Everyone on the planet should be planning and providing solutions to pay the sustainability projects forward. For a business, reducing your solid waste to landfills has a great impact on the reduction of materials being “entombed for eternity.” Most businesses recycle the easy items, paper and plastic, but did you know that you can recycle the food waste coming from your facility? Food waste can be diverted to many different facilities for reuse potential. Some of the types of diversion facilities are composting facilities, anaerobic digestion (AD / biogas generating electricity,) animal feeding (where permitted by law) and soil amendments.

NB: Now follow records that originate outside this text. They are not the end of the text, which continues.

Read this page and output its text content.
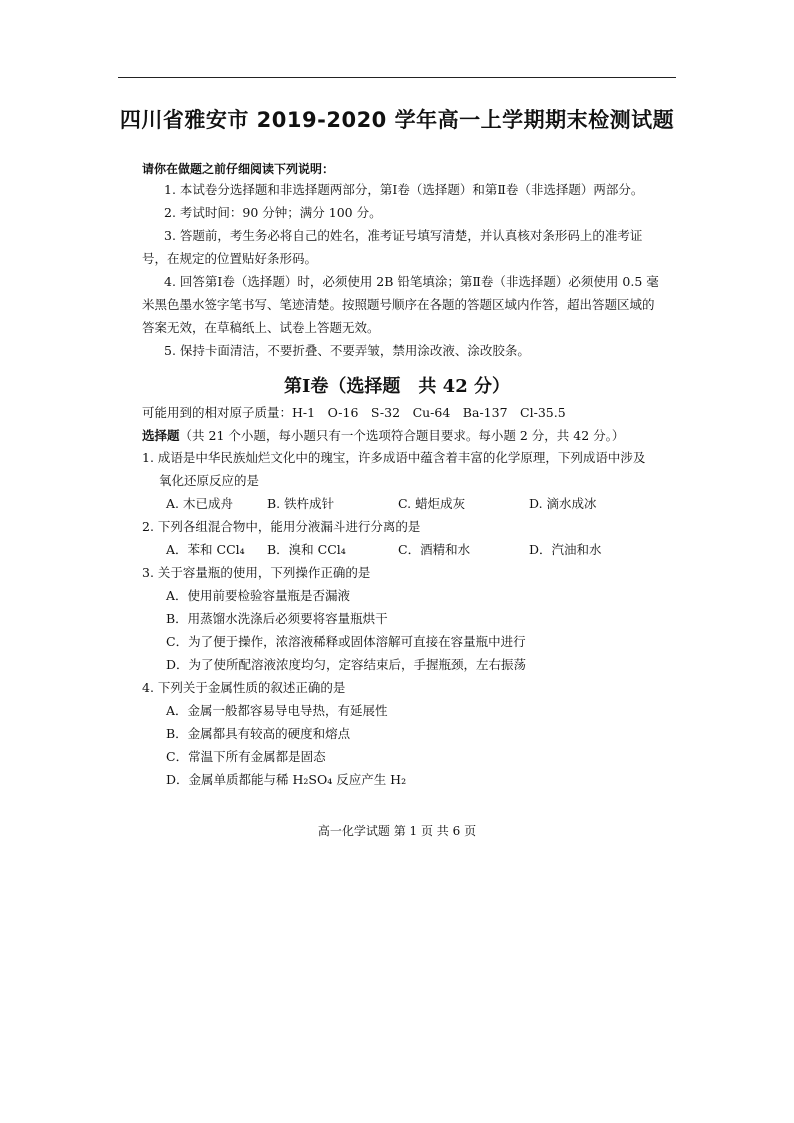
四川省雅安市 2019-2020 学年高一上学期期末检测试题
请你在做题之前仔细阅读下列说明：
1. 本试卷分选择题和非选择题两部分，第Ⅰ卷（选择题）和第Ⅱ卷（非选择题）两部分。
2. 考试时间：90 分钟；满分 100 分。
3. 答题前，考生务必将自己的姓名，准考证号填写清楚，并认真核对条形码上的准考证号，在规定的位置贴好条形码。
4. 回答第Ⅰ卷（选择题）时，必须使用 2B 铅笔填涂；第Ⅱ卷（非选择题）必须使用 0.5 毫米黑色墨水签字笔书写、笔迹清楚。按照题号顺序在各题的答题区域内作答，超出答题区域的答案无效，在草稿纸上、试卷上答题无效。
5. 保持卡面清洁，不要折叠、不要弄皱，禁用涂改液、涂改胶条。
第Ⅰ卷（选择题　共 42 分）
可能用到的相对原子质量：H-1　O-16　S-32　Cu-64　Ba-137　Cl-35.5
选择题（共 21 个小题，每小题只有一个选项符合题目要求。每小题 2 分，共 42 分。）
1. 成语是中华民族灿烂文化中的瑰宝，许多成语中蕴含着丰富的化学原理，下列成语中涉及
氧化还原反应的是
A. 木已成舟	B. 铁杵成针	C. 蜡炬成灰	D. 滴水成冰
2. 下列各组混合物中，能用分液漏斗进行分离的是
A．苯和 CCl₄	B．溴和 CCl₄	C．酒精和水	D．汽油和水
3. 关于容量瓶的使用，下列操作正确的是
A．使用前要检验容量瓶是否漏液
B．用蒸馏水洗涤后必须要将容量瓶烘干
C．为了便于操作，浓溶液稀释或固体溶解可直接在容量瓶中进行
D．为了使所配溶液浓度均匀，定容结束后，手握瓶颈，左右振荡
4. 下列关于金属性质的叙述正确的是
A．金属一般都容易导电导热，有延展性
B．金属都具有较高的硬度和熔点
C．常温下所有金属都是固态
D．金属单质都能与稀 H₂SO₄ 反应产生 H₂
高一化学试题 第 1 页 共 6 页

The EPA has clearly defined the hierarchy for diversion with highest potential being source reduction followed by feeding hungry people, feeding animals, industrial uses (AD), composting and last landfill / incineration. Source reduction can be accomplished through ordering the correct amount of materials and reducing waste in your production processes. Feeding hungry people is the donation of saleable or close dated food to your local food banks for consumption. Having worked with the largest food bank organization in the US, I have personally seen the needs and how fast the food turns in these food banks. The food that comes into the bank in the morning is generally distributed by early afternoon. Industrial uses could be the use of yellow grease for the cosmetics industry or the bacterial digestion of the food waste in an Anaerobic Digester that creates biogas. The biogas is then refined and the methane is used to fuel electrical generation units to either feed the facility or back feed the electrical distribution lines. Composting of the food waste is another method to develop a closed loop solution for mass retailers. The retailers can transport the food waste to the composter, then after approximately 90 days, the composter can bag the material and sell into the retail outlets. The retailer then can advertise they are “closing the loop” re-using their perishable products. The final step is either a potential for a WTE feedstock that can create electrical energy and lowest beneficial use is sending the food waste to the landfill, basically sequestering the carbon forever.
All but the last method of sending to the landfill can provide GHG reductions using the preferred method for calculation using the EPA’s WARM model. Using the WARM model, if you can recycle 1 ton of food waste, this creates a reduction in GHG of 1 metric ton of CO2 equivalent, and awesome figure! That equates to 2.3 barrels of oil per 1 ton of recycled food waste. Imagine the barrels of oil you could save if your facility generated 5 to 10 tons of food waste per week!